The Philippines contracted China National Machinery and Equipment Group (now Sinomach) to build the railway. The problems set in after construction started, as the project was beset with cost adjustments and delays that later had the government scrambling to amend the contract and reduce the scope of work. After all was said and done, the Philippines was to pay 127 million more than initially planned for less work to be completed.
The NorthRail mess ended up in court, and the Supreme Court ruled that the contract between the Philippines and Sinomach had been invalid from the get-go. However, the financing agreement between China’s EximBank and the Philippines was still in place, making the government still responsible for paying back the US$184 million that had been disbursed to Sinomach. Matters turned worse when, after the Supreme Court nullified the contract, EximBank declared a default event that allowed it to demand that the Philippines immediately pay in full.
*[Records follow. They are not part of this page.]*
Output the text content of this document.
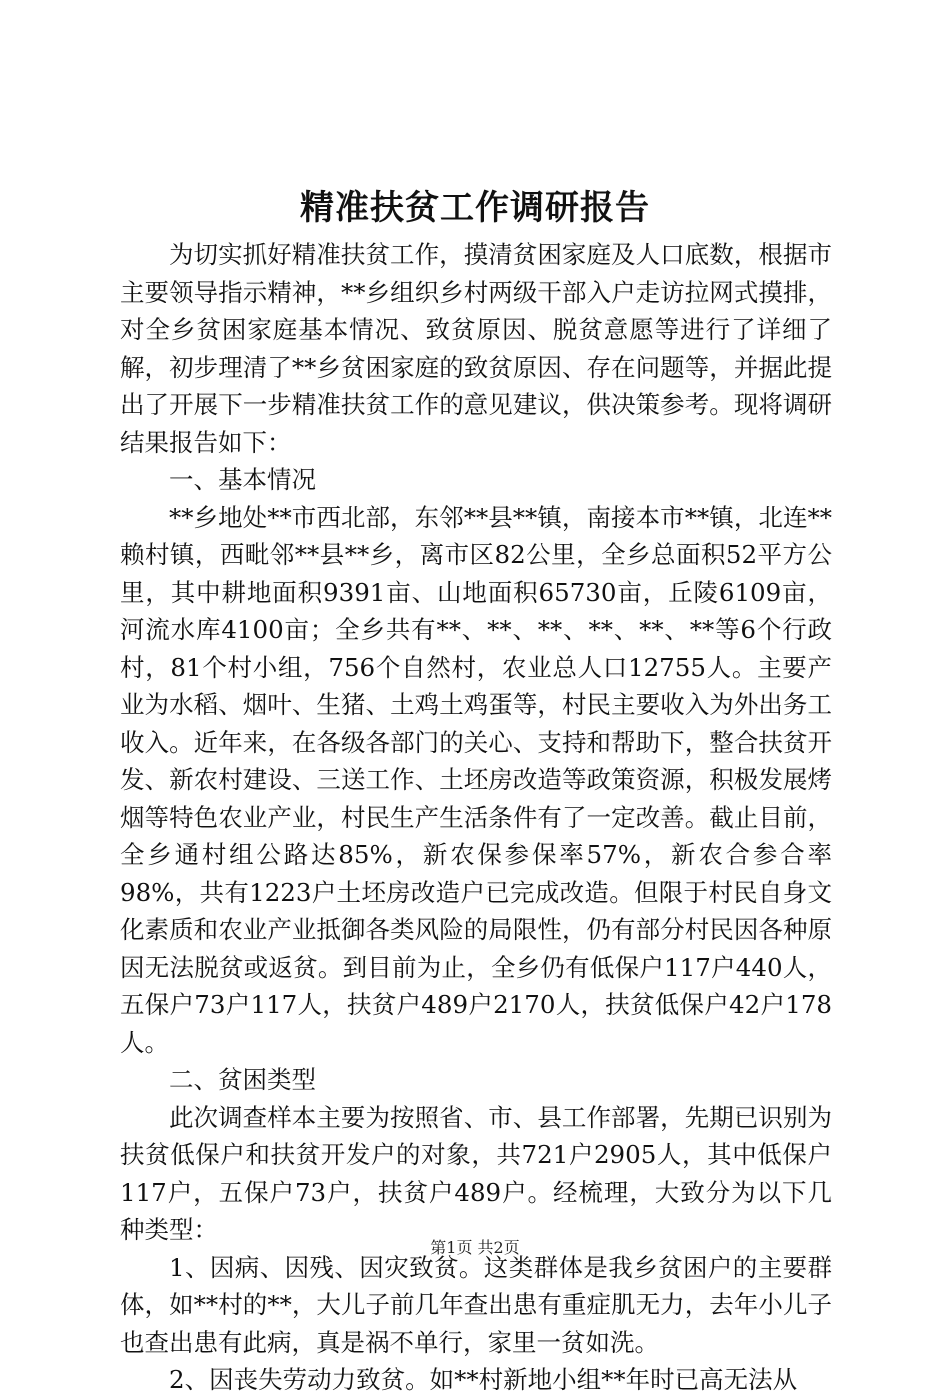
精准扶贫工作调研报告

为切实抓好精准扶贫工作，摸清贫困家庭及人口底数，根据市主要领导指示精神，**乡组织乡村两级干部入户走访拉网式摸排，对全乡贫困家庭基本情况、致贫原因、脱贫意愿等进行了详细了解，初步理清了**乡贫困家庭的致贫原因、存在问题等，并据此提出了开展下一步精准扶贫工作的意见建议，供决策参考。现将调研结果报告如下：

一、基本情况

**乡地处**市西北部，东邻**县**镇，南接本市**镇，北连**赖村镇，西毗邻**县**乡，离市区82公里，全乡总面积52平方公里，其中耕地面积9391亩、山地面积65730亩，丘陵6109亩，河流水库4100亩；全乡共有**、**、**、**、**、**等6个行政村，81个村小组，756个自然村，农业总人口12755人。主要产业为水稻、烟叶、生猪、土鸡土鸡蛋等，村民主要收入为外出务工收入。近年来，在各级各部门的关心、支持和帮助下，整合扶贫开发、新农村建设、三送工作、土坯房改造等政策资源，积极发展烤烟等特色农业产业，村民生产生活条件有了一定改善。截止目前，全乡通村组公路达85%，新农保参保率57%，新农合参合率98%，共有1223户土坯房改造户已完成改造。但限于村民自身文化素质和农业产业抵御各类风险的局限性，仍有部分村民因各种原因无法脱贫或返贫。到目前为止，全乡仍有低保户117户440人，五保户73户117人，扶贫户489户2170人，扶贫低保户42户178人。

二、贫困类型

此次调查样本主要为按照省、市、县工作部署，先期已识别为扶贫低保户和扶贫开发户的对象，共721户2905人，其中低保户117户，五保户73户，扶贫户489户。经梳理，大致分为以下几种类型：

1、因病、因残、因灾致贫。这类群体是我乡贫困户的主要群体，如**村的**，大儿子前几年查出患有重症肌无力，去年小儿子也查出患有此病，真是祸不单行，家里一贫如洗。

2、因丧失劳动力致贫。如**村新地小组**年时已高无法从

第1页 共2页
The Philippines negotiated to pay EximBank back over a two-year period, but the Philippine government and Sinomach are still locked in legal battles. The experience has become a cautionary tale for the Philippine government over the standards required of international contractors and the pitfalls of borrowing money for uncertain returns.
The Beijing deals are not just business
In any case, Duterte’s delegation returned from Beijing with US$15 billion for 26 different commitments, but not yet contracts. Nine commitments are related to transport infrastructure projects, of which six are in partnership with the state-owned China Communications Construction Company (CCCC) or its subsidiaries China Harbour Engineering Company, China Road and Bridge Corp., and CCCC Dredging. It will be for the president and the NEDA Board to investigate these companies’ ability to carry out projects to completion and full satisfaction.
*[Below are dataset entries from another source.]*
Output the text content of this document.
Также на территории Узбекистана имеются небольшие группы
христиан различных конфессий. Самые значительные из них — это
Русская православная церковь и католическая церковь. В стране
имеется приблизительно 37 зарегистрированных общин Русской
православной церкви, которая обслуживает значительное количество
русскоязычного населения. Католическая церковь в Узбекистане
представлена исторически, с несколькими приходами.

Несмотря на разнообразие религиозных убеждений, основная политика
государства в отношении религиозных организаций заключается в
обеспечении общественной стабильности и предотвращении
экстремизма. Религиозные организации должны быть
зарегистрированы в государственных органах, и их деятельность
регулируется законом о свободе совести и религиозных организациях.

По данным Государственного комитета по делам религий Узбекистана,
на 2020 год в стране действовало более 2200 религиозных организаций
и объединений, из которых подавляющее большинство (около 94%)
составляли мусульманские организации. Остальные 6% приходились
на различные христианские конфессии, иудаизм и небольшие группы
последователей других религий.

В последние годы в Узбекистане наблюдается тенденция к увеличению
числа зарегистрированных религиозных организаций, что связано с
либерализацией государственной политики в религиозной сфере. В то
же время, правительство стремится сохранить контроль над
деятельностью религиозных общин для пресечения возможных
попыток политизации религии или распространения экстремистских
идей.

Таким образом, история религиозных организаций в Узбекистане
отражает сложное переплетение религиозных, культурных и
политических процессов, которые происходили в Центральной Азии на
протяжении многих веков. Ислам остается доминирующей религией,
Both China Harbour Engineering Company (CHEC) and China Road and Bridge Corp. have projects around the world. CHEC, for example, is building a bridge in Brunei, a deep sea port in Myanmar, and a multi-use development in Indonesia. At the same time, some of the two companies’ projects have drawn local opposition, notably in Sri Lanka and Papua New Guinea, but also in Costa Rica, Guyana, and Kenya. In Sri Lanka, Reuters reported that “President Maithripala Sirisena’s administration has suspended most Chinese infrastructure projects that, it says, were badly priced and financed on onerous terms harmful to the national interest.” Of course, CCCC Dredging is infamous for carrying out the Chinese government’s dredging work in the Spratlys.
Beyond commercial diligence, however, the Philippines should consider if there are political strings attached to any low-interest loans it taps and in its partnerships with foreign state-owned firms. Loans are not inherently bad, but the political pitfalls attached are worth examining.
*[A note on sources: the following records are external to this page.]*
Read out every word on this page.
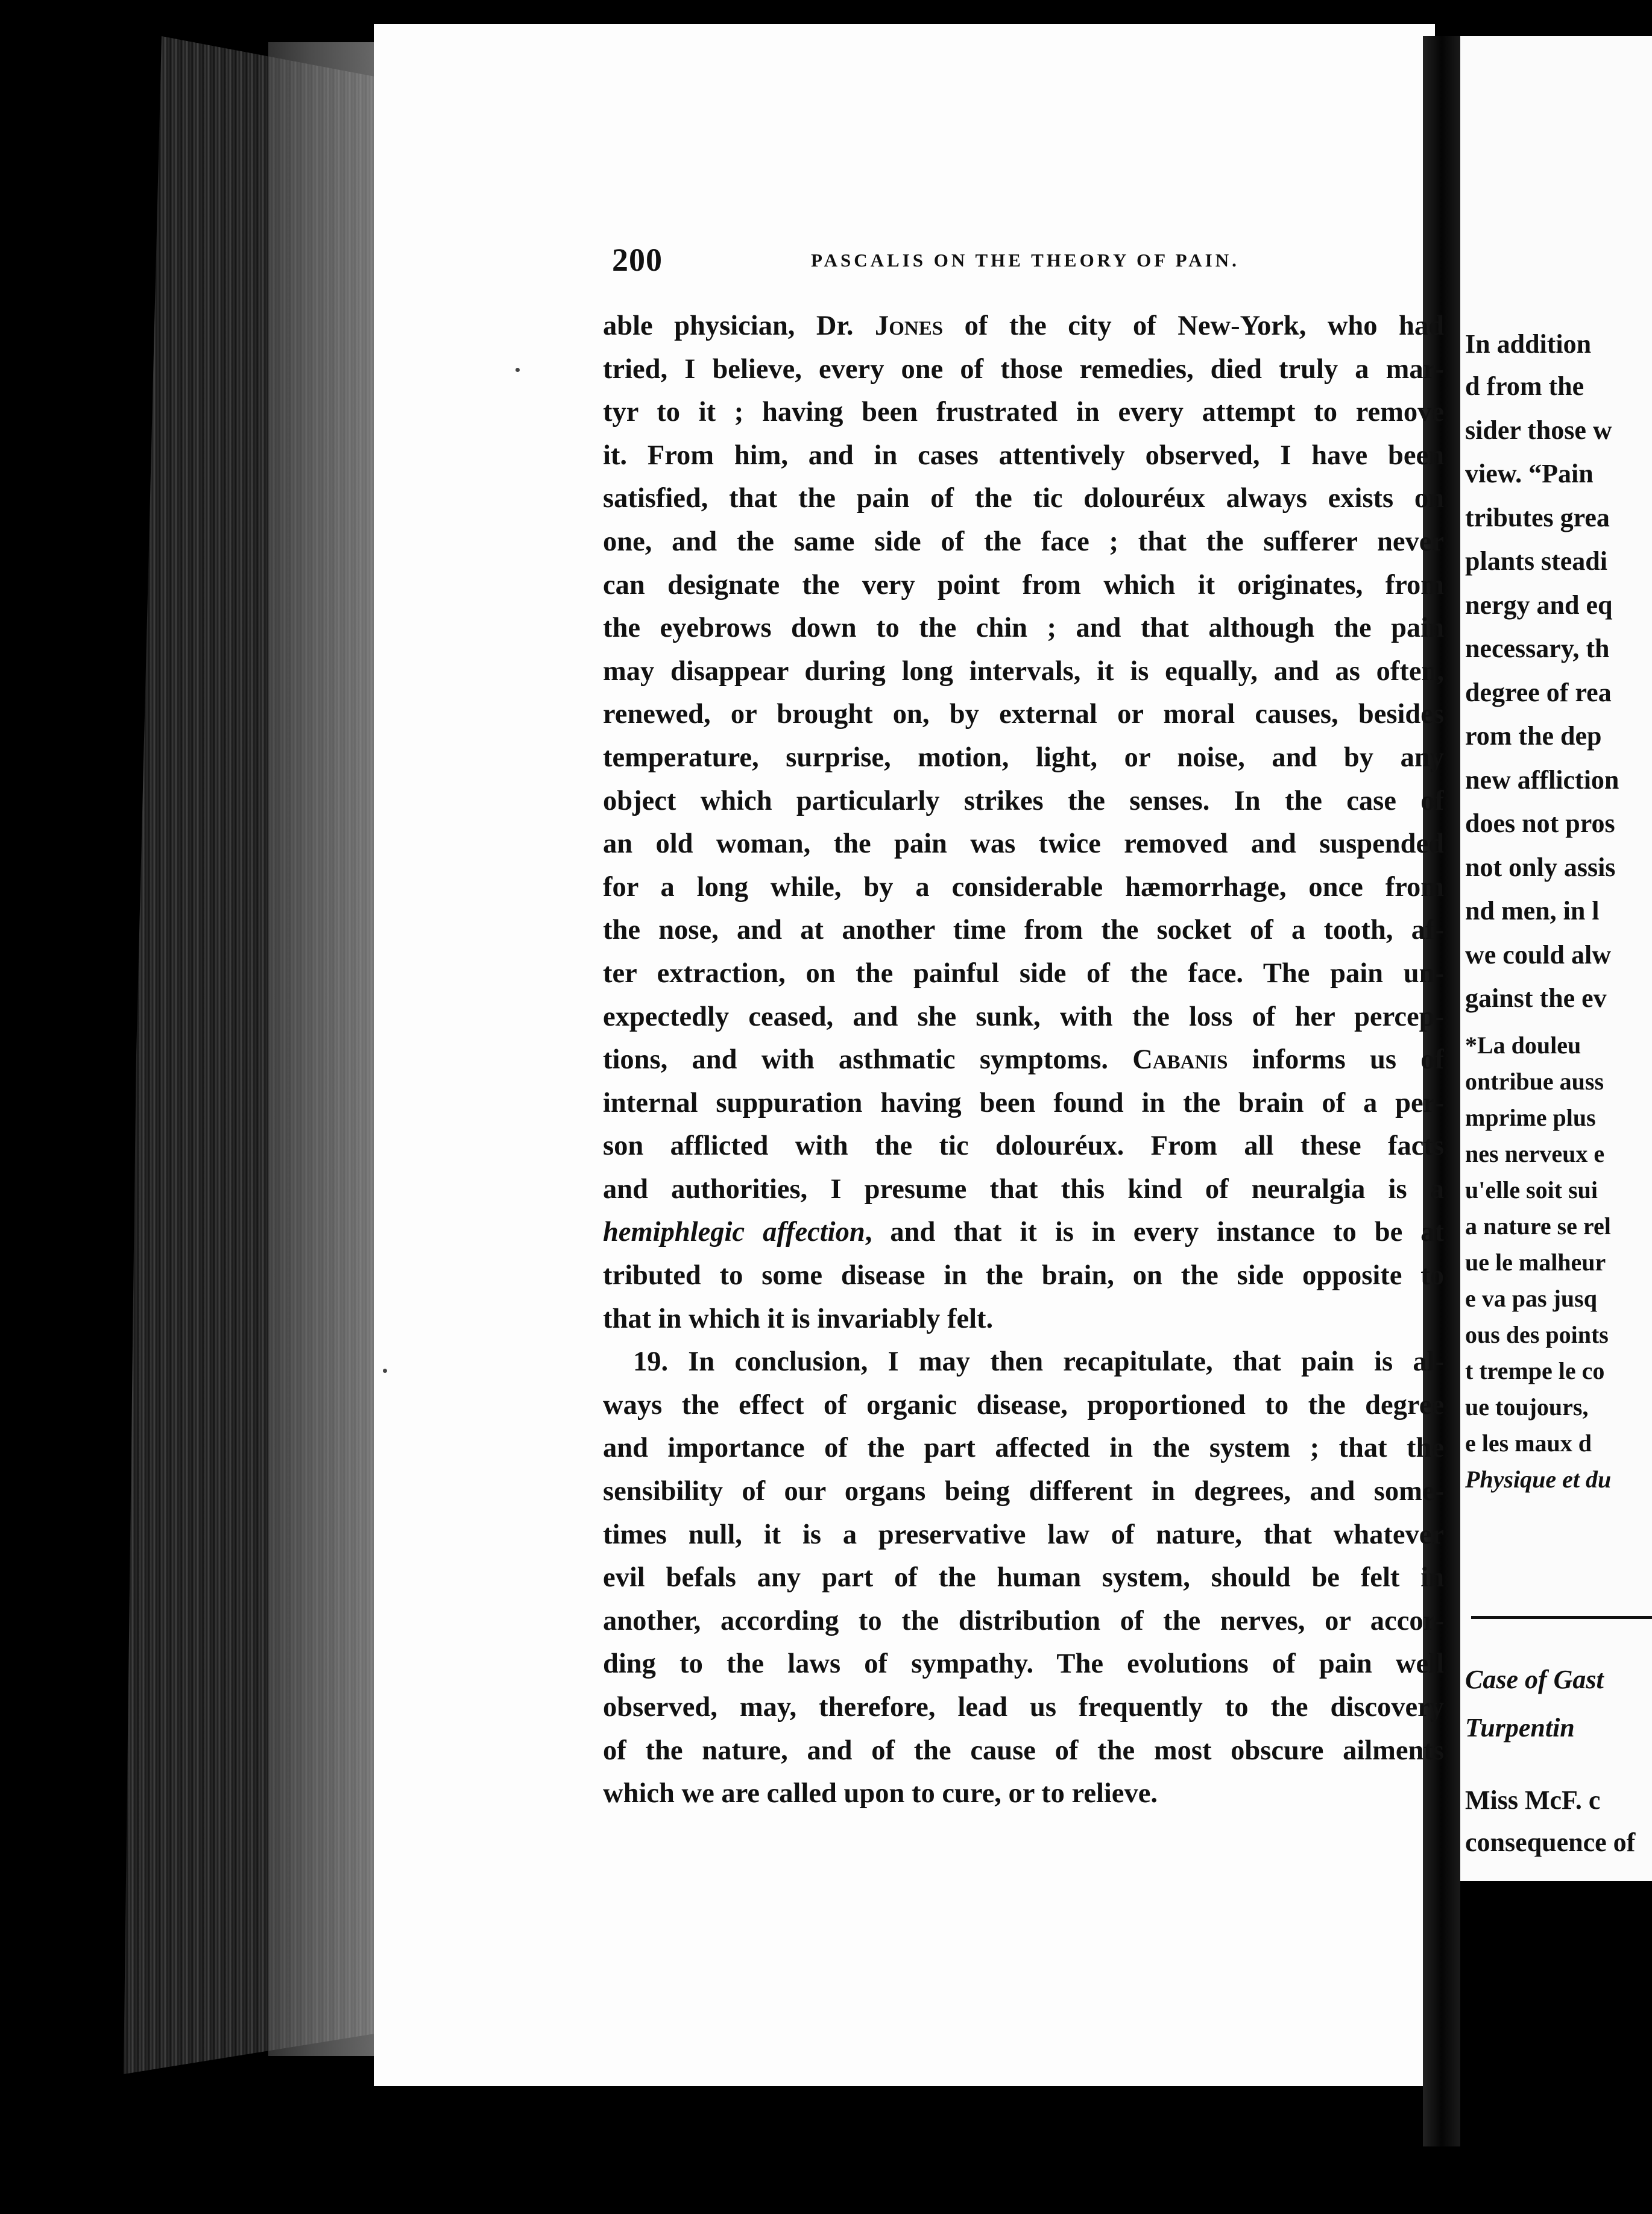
200	PASCALIS ON THE THEORY OF PAIN.
able physician, Dr. Jones of the city of New-York, who had
tried, I believe, every one of those remedies, died truly a mar-
tyr to it ; having been frustrated in every attempt to remove
it. From him, and in cases attentively observed, I have been
satisfied, that the pain of the tic dolouréux always exists on
one, and the same side of the face ; that the sufferer never
can designate the very point from which it originates, from
the eyebrows down to the chin ; and that although the pain
may disappear during long intervals, it is equally, and as often,
renewed, or brought on, by external or moral causes, besides
temperature, surprise, motion, light, or noise, and by any
object which particularly strikes the senses. In the case of
an old woman, the pain was twice removed and suspended
for a long while, by a considerable hæmorrhage, once from
the nose, and at another time from the socket of a tooth, af-
ter extraction, on the painful side of the face. The pain un-
expectedly ceased, and she sunk, with the loss of her percep-
tions, and with asthmatic symptoms. Cabanis informs us of
internal suppuration having been found in the brain of a per-
son afflicted with the tic dolouréux. From all these facts
and authorities, I presume that this kind of neuralgia is a
hemiphlegic affection, and that it is in every instance to be at
tributed to some disease in the brain, on the side opposite to
that in which it is invariably felt.
19. In conclusion, I may then recapitulate, that pain is al-
ways the effect of organic disease, proportioned to the degree
and importance of the part affected in the system ; that the
sensibility of our organs being different in degrees, and some-
times null, it is a preservative law of nature, that whatever
evil befals any part of the human system, should be felt in
another, according to the distribution of the nerves, or accor-
ding to the laws of sympathy. The evolutions of pain well
observed, may, therefore, lead us frequently to the discovery
of the nature, and of the cause of the most obscure ailments
which we are called upon to cure, or to relieve.
In addition
d from the
sider those w
view. “Pain
tributes grea
plants steadi
nergy and eq
necessary, th
degree of rea
rom the dep
new affliction
does not pros
not only assis
nd men, in l
we could alw
gainst the ev
*La douleu
ontribue auss
mprime plus
nes nerveux e
u'elle soit sui
a nature se rel
ue le malheur
e va pas jusq
ous des points
t trempe le co
ue toujours,
e les maux d
Physique et du
Case of Gast
Turpentin
Miss McF. c
consequence of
“The Philippines should consider if there are political strings attached to any low-interest loans it taps and in its partnerships with foreign state-owned firms.”
Just this year, it was discouraging for the Philippines to witness the constraints that some of its Southeast Asian neighbors faced in voicing their opposition to important politico-military developments in the region. At this year’s ASEAN meeting in Laos, Cambodia’s willingness to block messages from the important joint statement has been attributed to their reliance on China’s funding; Cambodia announced that was receiving US$600 million in new Chinese aid just days after the diplomats tussled in Laos. In pursuing his independent foreign policy, Duterte should be careful to ensure he does not inadvertently tie the country’s hands in defending the national interest.